Earlier today I said that cereal was the ultimate "bowl" food, but I'm sure a lot of you think that soup would be number one in that category. And I really can't argue against that. I think it's a toss up, really.
One of my favorites is French Onion Soup. All that oniony goodness and the dripping gooey cheese on top (though I hate eating it in front of someone else - too messy). This recipe touts itself as "the best onion soup you'll ever have." The recipe includes red wine.
French Onion Soup
1/4 cup butter
3 onions, thinly sliced
1 teaspoon white sugar
1 tablespoon all-purpose flour
2 1/2 cups water
1/2 cup red wine
2 (10.5 ounce) cans condensed beef broth
1 French baguette
8 ounces sliced Swiss cheese
Melt butter or margarine in a 4 quart saucepan. Stir in sugar. Cook onions over medium heat for 10 minutes, or until golden brown.
Stir in flour until well blended with the onions and pan juices. Add water, wine, and beef broth; heat to boiling. Reduce heat to low. Cover soup, and simmer for 10 minutes.
Cut four 1 inch thick slices of bread from the loaf. Toast the bread slices at 325 degrees F (165 degrees C) just until browned, about 10 minutes. Reserve the remaining bread to serve with the soup.
Ladle soup into four 12 ounce, oven-safe bowls. Place 1 slice toasted bread on top of the soup in each bowl. Fold Swiss cheese slices, and fit onto toasted bread slices. Place soup bowls on a cookie sheet for easier handling.
Bake at 425 degrees F (220 degrees C) for 10 minutes or until cheese is melted.

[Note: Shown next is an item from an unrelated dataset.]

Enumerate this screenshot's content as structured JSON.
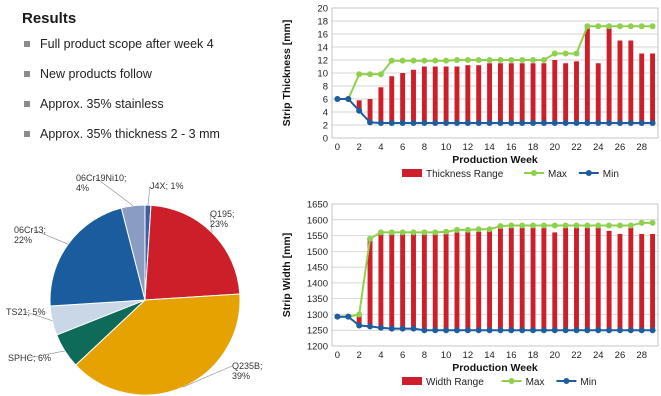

Reader Comments (Page 1 of 1)
2-01-2008 @ 10:11PM
Gourmand said...
French onion soup for Superbowl--sissy much?!?
Reply
2-02-2008 @ 7:57AM
MINIMaxx said...
......hmmmm. Gourmet soup recipe with canned beef broth???
Reply
2-02-2008 @ 8:51PM
EF said...
.. and margarine too? um, I don't think so...
Reply
2-03-2008 @ 3:13AM
GearheadGourmet said...
Wrong, wrong, wrong, wrong, WRONG! You can NOT make a proper French onion soup without real veal stock. And there is no way to correctly caramelize onions in less than 30 minutes.
Even more galling: sugar and flour? Hang your head in shame!!

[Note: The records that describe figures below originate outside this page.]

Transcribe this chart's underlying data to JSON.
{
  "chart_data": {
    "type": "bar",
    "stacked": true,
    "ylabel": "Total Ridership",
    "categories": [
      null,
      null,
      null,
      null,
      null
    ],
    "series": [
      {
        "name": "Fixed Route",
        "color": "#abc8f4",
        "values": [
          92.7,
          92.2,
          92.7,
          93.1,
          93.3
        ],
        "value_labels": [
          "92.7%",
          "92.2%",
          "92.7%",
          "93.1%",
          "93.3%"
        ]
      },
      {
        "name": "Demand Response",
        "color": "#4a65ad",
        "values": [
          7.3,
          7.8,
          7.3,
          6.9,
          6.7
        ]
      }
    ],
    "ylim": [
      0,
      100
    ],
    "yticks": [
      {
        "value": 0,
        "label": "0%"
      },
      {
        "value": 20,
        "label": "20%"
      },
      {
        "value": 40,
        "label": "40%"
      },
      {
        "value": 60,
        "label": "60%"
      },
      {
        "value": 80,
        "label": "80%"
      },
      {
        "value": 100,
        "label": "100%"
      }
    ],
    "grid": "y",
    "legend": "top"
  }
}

Whoever foisted this recipe upon you should be dragged into the street and beaten with a steel pipe. You deserve the same for publishing it.
Reply
2-04-2008 @ 11:09AM
Patrick said...
Wow, I thought I was harsh sometimes. Regarding the other comments: (a) Bob mentioned "bowl" foods as a pun (like, foods you eat from a bowl), (b) I don't see the word "gourmet" anywhere in this post, (c) margarine is only listed as an alternative (the main ingredient list says butter), and (d) veal stock isn't always easy to get, so beef stock is a commonly suggested substitute. Agreed on the onions though. 10 minutes is not enough time. That part's pretty crucial.